SITTING IN THE GREENROOM at Larry King’s studio, waiting to have our makeup put on, Papa and I watched as a parade of Michael Jackson’s friends and colleagues passed through. There was no sign of letup as far as the media coverage was concerned in regard to Michael’s death. In fact, in death his legacy was only growing. I myself had already appeared on the show three or four times and my father’s presence alongside Larry in the last week or so was at least double that. In many ways we balanced each other. I was able to talk about the times Michael and I snuck into movie theaters just after the opening credits rolled and watched films like Batman (one of his favorites). Papa was able to take it further, talking about Michael’s existential angst and why Michael claimed to relate so well to a character like the Joker in Batman.
By that time, however, even I felt things were petering out. There really wasn’t that much more to say, too many more stories to tell. While at first just talking about Michael, recalling some of the stories of the man out of the limelight, made me smile and feel good, a sadness was now setting in. As the stories lost their luster—by that time I had moved onto the B- and C-list ones—the realization only grew that my friend was gone and would not be coming back.

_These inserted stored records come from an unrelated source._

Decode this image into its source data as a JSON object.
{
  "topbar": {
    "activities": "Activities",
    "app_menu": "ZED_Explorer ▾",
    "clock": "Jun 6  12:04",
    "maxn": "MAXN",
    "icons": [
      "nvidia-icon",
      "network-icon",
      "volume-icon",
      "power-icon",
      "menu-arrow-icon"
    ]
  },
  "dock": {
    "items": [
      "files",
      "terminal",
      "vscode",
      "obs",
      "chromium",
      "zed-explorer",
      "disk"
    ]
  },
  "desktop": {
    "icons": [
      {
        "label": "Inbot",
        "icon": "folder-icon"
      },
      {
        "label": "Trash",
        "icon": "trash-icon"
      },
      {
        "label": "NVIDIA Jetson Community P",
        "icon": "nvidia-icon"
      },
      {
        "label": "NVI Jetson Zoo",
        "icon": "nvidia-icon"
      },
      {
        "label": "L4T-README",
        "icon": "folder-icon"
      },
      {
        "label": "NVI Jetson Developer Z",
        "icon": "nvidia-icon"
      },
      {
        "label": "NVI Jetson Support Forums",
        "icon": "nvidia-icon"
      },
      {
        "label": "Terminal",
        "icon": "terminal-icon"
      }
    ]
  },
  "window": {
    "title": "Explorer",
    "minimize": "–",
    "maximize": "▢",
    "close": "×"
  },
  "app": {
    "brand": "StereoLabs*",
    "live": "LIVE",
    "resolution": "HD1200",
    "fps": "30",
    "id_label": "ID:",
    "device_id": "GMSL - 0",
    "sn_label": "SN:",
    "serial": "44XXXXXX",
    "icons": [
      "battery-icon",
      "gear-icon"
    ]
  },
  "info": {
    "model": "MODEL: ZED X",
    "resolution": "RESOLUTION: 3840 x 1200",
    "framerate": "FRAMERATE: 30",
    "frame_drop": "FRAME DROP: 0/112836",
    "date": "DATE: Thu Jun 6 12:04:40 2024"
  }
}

“What are you going to talk about?” I asked Papa, figuring that we should get on the same page so we came across somewhat thoughtful on the broadcast.
“It depends on what he asks, doesn’t it?” Papa shrugged, unconcerned.
One thing I had learned in my limited media experience was that in the sound bite media, it actually didn’t really matter what the host asked. While someone like Papa may be able to get away with going off script, I liked the idea of wrapping my head around what I wanted to talk about, and pretty much running with it no matter the line of questioning.